There’a Peppa Pig episode in which Grandpa Pig upsets the
playground by letting the littlest ones ahead of the bigger kids on the rides. It results in everyone claiming some special right to go next:
‘It’s my birthday tomorrow, so I should go next.’
‘I’m wearing glasses, so I should go next.’
‘I’m the oldest, so I should go next’.
Everyone is in tears until someone points out that there is only one rule in the playground – ‘everyone takes their turn’.
Everyone takes their turn. Watching Peppa Pig I initially took it as a swipe at parents meddling in kids stuff that kids are more that capable of taking care of themselves. The whole idea that the playground worked fine until an adult came to take over has rung true on many occasions.
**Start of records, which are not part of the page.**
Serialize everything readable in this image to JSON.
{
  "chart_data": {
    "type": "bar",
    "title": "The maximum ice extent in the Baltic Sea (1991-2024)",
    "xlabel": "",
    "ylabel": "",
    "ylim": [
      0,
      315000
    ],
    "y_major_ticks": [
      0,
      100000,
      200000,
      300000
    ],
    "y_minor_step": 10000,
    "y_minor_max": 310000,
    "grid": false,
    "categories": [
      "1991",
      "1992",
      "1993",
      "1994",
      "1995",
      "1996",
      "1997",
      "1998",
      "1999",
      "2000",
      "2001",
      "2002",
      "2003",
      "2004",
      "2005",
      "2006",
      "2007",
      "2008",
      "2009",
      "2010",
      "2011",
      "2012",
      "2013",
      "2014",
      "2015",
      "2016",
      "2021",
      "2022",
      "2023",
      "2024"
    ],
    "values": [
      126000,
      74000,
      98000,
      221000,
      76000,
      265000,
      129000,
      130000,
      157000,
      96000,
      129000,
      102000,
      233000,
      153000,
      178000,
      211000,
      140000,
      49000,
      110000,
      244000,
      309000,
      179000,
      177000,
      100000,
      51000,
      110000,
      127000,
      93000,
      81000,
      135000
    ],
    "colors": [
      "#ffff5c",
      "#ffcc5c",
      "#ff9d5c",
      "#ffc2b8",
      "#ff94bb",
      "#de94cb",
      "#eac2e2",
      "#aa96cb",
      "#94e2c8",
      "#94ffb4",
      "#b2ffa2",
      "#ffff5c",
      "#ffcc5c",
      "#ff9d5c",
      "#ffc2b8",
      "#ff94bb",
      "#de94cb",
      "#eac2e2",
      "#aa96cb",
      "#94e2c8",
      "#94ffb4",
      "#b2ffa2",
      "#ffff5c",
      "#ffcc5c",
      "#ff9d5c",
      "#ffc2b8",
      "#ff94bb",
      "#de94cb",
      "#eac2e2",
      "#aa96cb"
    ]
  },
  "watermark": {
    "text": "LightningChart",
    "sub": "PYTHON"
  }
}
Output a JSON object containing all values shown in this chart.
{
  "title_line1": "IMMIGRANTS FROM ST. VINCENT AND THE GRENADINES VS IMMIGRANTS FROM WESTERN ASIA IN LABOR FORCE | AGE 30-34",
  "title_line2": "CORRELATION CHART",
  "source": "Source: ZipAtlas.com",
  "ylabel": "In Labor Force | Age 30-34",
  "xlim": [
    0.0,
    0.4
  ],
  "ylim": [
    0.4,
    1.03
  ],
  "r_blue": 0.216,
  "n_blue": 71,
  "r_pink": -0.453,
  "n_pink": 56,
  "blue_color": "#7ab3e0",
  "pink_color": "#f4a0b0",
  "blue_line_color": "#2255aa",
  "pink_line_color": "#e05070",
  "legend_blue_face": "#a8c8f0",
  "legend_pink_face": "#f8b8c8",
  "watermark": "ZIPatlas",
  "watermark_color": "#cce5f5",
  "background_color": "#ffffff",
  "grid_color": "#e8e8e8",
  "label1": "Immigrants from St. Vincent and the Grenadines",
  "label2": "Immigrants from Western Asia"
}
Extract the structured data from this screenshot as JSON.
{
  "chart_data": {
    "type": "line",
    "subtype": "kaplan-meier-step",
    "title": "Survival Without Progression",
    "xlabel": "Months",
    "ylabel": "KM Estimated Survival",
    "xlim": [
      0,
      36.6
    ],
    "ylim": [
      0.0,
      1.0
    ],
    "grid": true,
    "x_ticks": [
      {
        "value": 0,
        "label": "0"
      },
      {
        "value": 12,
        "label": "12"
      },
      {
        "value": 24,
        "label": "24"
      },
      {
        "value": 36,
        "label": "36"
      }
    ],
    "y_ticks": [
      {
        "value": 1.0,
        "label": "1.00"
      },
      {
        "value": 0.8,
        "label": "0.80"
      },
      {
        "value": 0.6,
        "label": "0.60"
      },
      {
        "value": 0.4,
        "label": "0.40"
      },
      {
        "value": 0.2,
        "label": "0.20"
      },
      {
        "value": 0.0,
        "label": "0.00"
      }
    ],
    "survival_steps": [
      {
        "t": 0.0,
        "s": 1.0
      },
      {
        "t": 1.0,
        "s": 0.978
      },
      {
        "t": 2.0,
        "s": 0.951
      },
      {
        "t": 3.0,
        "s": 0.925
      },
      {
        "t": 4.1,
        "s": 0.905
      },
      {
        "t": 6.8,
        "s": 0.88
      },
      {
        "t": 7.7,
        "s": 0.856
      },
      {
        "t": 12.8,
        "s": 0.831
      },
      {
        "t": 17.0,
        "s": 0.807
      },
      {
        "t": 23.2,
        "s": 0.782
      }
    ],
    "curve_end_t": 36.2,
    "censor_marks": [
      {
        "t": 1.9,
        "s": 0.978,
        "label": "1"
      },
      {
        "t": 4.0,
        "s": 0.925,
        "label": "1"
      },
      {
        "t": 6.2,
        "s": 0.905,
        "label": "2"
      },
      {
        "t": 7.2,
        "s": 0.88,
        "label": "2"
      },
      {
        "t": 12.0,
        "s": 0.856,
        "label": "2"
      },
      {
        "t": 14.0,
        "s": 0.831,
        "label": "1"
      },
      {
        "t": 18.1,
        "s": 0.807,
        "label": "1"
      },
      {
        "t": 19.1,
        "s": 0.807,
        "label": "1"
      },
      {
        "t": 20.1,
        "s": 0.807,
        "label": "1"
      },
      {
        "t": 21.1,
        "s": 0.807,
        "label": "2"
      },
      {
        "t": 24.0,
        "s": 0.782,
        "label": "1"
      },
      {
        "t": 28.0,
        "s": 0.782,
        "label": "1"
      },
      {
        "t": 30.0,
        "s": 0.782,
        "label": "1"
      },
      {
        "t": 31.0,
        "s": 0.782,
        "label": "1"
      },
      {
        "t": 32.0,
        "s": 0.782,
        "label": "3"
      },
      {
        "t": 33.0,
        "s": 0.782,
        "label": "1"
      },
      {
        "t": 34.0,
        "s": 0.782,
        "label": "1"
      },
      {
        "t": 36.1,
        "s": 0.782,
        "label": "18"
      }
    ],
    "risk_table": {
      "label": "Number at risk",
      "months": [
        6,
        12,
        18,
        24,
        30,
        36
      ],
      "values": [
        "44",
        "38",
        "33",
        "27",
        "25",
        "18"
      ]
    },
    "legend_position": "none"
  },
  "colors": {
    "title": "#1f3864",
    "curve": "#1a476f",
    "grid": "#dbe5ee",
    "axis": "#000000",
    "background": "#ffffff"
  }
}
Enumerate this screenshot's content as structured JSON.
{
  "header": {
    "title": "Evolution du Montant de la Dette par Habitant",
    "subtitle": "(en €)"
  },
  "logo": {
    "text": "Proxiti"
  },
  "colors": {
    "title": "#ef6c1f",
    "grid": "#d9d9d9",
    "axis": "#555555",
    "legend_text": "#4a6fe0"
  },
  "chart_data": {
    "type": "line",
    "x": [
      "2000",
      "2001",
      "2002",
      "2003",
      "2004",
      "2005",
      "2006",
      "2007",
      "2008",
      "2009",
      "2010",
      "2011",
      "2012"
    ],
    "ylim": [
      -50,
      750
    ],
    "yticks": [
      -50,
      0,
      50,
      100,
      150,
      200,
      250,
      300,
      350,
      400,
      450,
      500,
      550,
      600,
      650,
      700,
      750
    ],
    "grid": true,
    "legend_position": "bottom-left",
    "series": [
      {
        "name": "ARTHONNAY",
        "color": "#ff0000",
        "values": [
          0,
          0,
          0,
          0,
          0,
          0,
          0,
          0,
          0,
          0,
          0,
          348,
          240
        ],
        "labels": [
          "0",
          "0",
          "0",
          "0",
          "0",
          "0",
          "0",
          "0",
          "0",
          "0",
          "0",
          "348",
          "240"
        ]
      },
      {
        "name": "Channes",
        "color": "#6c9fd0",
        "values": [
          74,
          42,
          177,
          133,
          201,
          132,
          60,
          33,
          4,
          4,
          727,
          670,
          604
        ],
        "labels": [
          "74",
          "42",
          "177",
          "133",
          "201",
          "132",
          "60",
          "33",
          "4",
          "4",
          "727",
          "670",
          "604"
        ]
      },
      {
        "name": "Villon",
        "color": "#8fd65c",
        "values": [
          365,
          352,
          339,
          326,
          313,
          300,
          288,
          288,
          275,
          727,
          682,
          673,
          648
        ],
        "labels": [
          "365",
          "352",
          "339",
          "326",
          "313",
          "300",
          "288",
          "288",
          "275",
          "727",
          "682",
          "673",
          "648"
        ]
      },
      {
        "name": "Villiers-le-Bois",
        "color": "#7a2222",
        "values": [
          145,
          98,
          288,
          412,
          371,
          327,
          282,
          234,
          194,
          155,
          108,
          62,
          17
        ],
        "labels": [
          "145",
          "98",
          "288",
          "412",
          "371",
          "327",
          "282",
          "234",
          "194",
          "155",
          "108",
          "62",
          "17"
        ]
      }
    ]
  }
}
But, today I realised there is another meaning – ‘everyone takes their turn’ needs to be taught.
I took The President (4 y.o.) to the park today and while playing, he become stuck at the top of the slide with a small group of children while a second group played on the bottom of the slide preventing the would-be sliders from descending. This happens all the time in playgrounds, every kid loves climbing up the slide the wrong way, The President included. The problem here was that it was creating a traffic jam.
Looking around, I could see the parents of the children involved all gathered around having chat and paying little attention to the playground. I have no judgement here. I completely understand that this might be the first adult contact you’ve had all day, and that for the the short time you are at the playground and your child being willing to play without your constant attention might be the best part of the week. I’m with you. My question is – what do you want me to do?
Do you want me to teach your child this lesson? ‘Hey, guys you’re in way. Remember, everyone takes their turn?’ Are you comfortable with having me teach that lesson? If your child comes to you after and tells you that they, ‘Got told off by a man’. What is your assumption going to be? That, the ‘man’ was teaching your child a lesson? Would you feel judged?
Happily, I didn’t have to do anything. A bigger, more aggressive boy than The President pushed the smaller children aside, slid down the slide and bowled over the kids at the bottom like skittles. Now he was the bad guy. And the slide lingerers learned a lesson the hard way.
Still the question remains – what’s the etiquette here as a parent?